On the platform, Jack Sawyer looks unbelievingly at Dale, tries to speak, and cannot. He staggers, remains upright a moment longer, then collapses.

Dale's face has gone from bemused delight to utter shock and dismay in a heartbeat. He seizes the microphone and screams, "HE'S SHOT! WE NEED A DOCTOR!" The P.A. horns shriek with more feedback. No doctor comes forward. Many in the crowd panic and begin to run. The panic spreads.
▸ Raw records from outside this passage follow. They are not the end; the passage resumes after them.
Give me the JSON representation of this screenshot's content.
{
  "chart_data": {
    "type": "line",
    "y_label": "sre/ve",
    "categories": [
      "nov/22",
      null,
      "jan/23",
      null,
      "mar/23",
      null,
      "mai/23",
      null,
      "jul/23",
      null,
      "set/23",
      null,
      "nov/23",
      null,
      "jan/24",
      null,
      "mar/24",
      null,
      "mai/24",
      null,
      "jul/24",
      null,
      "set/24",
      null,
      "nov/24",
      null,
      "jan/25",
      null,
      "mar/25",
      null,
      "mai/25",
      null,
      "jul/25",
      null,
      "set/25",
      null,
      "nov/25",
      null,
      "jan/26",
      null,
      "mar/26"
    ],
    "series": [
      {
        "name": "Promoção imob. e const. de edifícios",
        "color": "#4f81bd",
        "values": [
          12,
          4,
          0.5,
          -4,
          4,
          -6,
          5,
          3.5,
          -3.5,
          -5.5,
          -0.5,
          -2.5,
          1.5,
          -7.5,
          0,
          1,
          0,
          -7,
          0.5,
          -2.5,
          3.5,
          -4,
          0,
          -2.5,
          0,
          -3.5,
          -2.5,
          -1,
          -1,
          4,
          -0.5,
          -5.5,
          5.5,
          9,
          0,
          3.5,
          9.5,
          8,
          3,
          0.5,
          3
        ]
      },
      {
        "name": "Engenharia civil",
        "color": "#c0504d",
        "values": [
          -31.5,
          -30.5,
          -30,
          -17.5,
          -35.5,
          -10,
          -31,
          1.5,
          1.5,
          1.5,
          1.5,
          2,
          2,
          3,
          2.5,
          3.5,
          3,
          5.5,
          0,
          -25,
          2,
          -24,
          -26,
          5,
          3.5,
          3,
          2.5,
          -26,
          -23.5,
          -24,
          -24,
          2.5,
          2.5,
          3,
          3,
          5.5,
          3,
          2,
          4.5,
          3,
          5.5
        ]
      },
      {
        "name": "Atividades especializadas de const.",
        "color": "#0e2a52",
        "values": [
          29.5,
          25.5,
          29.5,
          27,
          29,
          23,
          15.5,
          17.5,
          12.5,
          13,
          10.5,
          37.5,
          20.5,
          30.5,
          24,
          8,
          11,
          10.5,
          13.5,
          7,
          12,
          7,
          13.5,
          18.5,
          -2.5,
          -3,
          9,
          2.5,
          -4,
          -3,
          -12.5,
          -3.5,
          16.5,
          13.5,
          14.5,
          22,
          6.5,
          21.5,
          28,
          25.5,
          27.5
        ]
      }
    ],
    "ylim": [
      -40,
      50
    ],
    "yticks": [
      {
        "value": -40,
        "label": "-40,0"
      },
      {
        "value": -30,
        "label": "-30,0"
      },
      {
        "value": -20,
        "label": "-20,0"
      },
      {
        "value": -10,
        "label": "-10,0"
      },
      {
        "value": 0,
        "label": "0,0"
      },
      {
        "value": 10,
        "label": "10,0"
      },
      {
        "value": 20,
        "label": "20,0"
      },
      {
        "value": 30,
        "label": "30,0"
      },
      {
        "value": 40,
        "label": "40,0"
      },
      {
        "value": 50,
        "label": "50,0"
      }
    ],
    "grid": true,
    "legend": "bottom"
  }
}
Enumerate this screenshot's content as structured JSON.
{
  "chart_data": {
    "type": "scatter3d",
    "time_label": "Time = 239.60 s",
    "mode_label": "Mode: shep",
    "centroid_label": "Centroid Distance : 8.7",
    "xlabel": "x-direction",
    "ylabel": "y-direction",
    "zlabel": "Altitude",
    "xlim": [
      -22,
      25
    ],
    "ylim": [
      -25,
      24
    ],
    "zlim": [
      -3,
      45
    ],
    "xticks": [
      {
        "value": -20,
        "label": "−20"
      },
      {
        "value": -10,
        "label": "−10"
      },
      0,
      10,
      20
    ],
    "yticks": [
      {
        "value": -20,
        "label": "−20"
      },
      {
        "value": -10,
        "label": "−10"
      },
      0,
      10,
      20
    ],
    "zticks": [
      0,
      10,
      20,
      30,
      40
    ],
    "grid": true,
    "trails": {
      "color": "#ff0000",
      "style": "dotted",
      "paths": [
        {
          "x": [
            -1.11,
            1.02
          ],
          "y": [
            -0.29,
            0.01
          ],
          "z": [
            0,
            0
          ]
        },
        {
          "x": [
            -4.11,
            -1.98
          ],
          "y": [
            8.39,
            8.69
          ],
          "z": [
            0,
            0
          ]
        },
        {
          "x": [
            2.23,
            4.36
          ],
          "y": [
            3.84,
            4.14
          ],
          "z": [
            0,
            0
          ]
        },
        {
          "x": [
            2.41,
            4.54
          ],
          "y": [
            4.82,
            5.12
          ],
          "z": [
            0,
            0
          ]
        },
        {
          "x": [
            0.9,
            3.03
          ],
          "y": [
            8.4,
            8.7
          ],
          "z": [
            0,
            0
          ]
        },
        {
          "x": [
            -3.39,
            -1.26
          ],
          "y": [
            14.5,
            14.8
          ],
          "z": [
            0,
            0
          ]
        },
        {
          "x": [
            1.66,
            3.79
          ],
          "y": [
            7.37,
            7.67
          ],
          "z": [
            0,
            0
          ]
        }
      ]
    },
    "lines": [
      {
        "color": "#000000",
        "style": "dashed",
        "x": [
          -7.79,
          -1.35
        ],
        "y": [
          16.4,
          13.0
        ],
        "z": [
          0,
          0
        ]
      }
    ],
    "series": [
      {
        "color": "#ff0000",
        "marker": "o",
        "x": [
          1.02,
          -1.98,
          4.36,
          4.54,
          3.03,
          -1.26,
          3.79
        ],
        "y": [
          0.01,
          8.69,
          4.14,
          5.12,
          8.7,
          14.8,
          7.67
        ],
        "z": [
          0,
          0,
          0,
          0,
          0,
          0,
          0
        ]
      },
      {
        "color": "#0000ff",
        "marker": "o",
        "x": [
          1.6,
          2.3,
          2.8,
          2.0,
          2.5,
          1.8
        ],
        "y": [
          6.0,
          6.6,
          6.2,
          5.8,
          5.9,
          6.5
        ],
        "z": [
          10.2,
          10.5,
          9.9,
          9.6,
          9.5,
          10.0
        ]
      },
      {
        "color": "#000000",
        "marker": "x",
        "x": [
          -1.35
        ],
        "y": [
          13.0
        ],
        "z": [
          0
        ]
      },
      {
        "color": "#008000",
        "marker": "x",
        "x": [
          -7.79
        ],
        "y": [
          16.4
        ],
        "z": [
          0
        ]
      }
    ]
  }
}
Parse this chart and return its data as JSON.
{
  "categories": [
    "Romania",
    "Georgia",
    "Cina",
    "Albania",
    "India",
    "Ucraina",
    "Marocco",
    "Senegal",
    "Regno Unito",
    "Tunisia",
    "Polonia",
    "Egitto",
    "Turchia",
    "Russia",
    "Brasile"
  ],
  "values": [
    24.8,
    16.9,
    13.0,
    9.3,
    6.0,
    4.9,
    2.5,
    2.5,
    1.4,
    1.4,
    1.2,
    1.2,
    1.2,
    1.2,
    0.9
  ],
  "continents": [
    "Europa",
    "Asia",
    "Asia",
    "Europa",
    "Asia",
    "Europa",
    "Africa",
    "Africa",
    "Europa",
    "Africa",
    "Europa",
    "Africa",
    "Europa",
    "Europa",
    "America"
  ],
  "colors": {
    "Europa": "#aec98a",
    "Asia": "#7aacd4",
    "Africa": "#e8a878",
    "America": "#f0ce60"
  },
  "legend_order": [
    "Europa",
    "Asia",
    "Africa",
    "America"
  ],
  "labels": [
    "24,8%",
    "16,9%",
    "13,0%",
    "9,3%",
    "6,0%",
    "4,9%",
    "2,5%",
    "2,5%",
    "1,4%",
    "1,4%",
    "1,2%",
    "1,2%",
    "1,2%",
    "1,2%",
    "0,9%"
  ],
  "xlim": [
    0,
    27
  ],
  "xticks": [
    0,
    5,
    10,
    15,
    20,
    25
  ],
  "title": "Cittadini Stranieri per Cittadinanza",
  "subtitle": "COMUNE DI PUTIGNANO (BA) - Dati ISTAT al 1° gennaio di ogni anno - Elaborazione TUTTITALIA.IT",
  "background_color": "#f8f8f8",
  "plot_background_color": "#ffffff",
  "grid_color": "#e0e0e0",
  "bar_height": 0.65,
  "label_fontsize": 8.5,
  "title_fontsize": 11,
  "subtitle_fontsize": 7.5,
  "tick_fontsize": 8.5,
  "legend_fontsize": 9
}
Beezer is down on one knee, turning Jack over. Jack looks up at him, still trying to speak. Blood pours from the corners of his mouth.

"Ah f**k, it's bad, Dale, it's really bad," Beezer cries, and then he is knocked sprawling. One wouldn't expect that the scrawny old black man who's vaulted up onto the stage could knock around a bruiser like Beezer, but this is no ordinary old man. As we well know. There is a thin but perfectly visible envelope of white light surrounding him. Beezer sees it. His eyes widen.